A history of the Gibson SG guitar

all images courtesy of Gibson.com

New Beginnings

As the 1950’s came to a close and a new era began to unfold, Gibson was a top brand among guitar manufacturers worldwide. The Gibson ES and Gibson Les Paul models had made their way to the biggest stages and the hottest national television shows, however with the turn of the decade brought a different sensibility and with it, a new set of electric guitar needs. The company’s Les Paul model was no longer achieving sales figures the management desired and they swiftly assigned their design team with the challenge of creating a new type of guitar. An instrument that had a thinner faster neck than ever before and provided even better access to the highest end of the fret board.

A Different Breed

Development took place over 1960 and by 1961 the team at Gibson created a turbo charged instrument that would find itself at the forefront of Rock & Roll history. Featuring an all mahogany body and neck, topped with a rosewood fret board the new instrument was not only eye-catching but also renowned for its bright creamy tones that could cut down the middle of any record. Upon release in 1961 Gibson created four models with ascending prices for customers to choose from. The Junior and Special featured Gibson’s single coil P-90 pick-ups, while the more expensive Standard and Custom featured a pair of humbuckers in the same position.

Shifting Strategy

With the Gibson Les Paul not selling as anticipated, the model was discontinued in support of Gibson’s brand new design. Although the guitar’s SG name instantly conjures images of a two horned axe and the birth of Metal music, the guitar was actually released as the new Gibson Les Paul. From it’s debut in 1961 until 1963, the Gibson SG was actually marketed as the Gibson Les Paul.

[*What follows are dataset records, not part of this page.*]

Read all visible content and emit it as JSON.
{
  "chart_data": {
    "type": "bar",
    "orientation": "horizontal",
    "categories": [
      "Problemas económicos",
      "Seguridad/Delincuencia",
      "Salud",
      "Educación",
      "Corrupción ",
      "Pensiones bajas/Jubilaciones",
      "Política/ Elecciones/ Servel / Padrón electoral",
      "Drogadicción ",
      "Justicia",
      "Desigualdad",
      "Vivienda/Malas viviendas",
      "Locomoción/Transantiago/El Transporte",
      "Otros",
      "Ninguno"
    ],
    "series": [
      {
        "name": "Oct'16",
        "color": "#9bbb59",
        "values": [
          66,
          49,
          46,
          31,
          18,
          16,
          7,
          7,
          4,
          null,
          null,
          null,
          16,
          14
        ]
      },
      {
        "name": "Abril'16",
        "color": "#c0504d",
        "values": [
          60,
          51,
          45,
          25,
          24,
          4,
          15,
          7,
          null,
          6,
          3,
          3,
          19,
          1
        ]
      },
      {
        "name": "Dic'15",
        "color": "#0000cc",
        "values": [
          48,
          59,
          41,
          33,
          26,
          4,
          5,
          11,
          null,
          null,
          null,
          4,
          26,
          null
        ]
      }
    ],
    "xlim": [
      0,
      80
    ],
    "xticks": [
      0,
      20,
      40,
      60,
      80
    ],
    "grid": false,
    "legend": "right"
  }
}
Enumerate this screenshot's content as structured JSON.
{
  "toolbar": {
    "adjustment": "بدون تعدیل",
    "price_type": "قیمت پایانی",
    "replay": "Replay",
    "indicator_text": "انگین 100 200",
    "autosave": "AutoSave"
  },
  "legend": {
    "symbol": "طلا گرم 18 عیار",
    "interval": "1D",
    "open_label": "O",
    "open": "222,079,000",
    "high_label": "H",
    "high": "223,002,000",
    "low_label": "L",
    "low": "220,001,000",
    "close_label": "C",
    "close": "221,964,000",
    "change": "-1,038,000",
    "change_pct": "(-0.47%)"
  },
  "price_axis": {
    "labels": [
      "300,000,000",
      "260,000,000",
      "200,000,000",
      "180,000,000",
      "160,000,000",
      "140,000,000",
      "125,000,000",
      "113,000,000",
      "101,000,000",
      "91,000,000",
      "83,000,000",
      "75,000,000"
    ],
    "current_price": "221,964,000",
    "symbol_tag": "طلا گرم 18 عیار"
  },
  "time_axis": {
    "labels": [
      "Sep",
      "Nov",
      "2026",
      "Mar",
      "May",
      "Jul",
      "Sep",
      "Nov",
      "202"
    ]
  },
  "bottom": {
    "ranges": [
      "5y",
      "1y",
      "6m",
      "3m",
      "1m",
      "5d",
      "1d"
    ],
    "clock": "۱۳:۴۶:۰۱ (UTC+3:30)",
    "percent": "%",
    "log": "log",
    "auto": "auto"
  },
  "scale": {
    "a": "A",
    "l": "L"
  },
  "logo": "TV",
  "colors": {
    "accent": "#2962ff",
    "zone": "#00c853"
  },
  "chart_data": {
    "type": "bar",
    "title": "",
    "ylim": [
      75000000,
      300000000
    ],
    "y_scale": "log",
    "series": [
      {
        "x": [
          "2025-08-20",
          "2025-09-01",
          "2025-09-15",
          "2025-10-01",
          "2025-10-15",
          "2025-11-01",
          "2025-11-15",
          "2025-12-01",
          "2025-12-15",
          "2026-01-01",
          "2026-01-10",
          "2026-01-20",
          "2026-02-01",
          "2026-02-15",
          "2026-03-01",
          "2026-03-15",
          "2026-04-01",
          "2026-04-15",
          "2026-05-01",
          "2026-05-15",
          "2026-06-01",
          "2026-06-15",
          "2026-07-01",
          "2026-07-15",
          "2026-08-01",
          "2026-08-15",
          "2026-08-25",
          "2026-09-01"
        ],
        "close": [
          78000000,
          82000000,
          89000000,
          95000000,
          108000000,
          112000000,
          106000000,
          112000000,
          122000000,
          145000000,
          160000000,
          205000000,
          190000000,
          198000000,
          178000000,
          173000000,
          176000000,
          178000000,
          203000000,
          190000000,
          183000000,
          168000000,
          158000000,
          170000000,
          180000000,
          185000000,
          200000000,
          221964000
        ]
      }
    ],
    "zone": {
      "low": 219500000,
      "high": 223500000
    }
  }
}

This became a rather confusing decision from their marketing team that didn’t help to tell consumers about their radically different design of a solid bodied guitar. Ironically Les Paul himself wasn’t aware of the new design and when the guitar was brought out in 1961 Les was not a fan of the instrument. Declining to take his royalty payments from Gibson for the guitar’s sales, the company eventually agreed to remove his name from the model and from 1963 the design became known as the Gibson SG, the ‘Solid Guitar’.

A Rock Icon

The role this guitar has played in music is something of a legend. From the hands of Tony Iommi who can be credited as the spark to Heavy Metal music with his band Black Sabbath to the stadium of fans who looked on as Angus Young played his SG in AC/DC, the Gibson SG has been established as a Rock icon in it’s own right. Despite a host of design flaws due to the relatively small amount of space given for the neck to be fixed to the body, it is one of the only models from Gibson to have never been retired.

Angus Young and the distinctive Gibson SG guitar


Angus Young live with AC/DC on November 23, 2008 in St. Paul, MN R. Photo by Matt Baker Weatherman90 at English Wikipedia / CC BY-SA

The Gibson SG is still made in America to this day and has firmly secured it’s spot as Gibson’s best selling guitar of all time.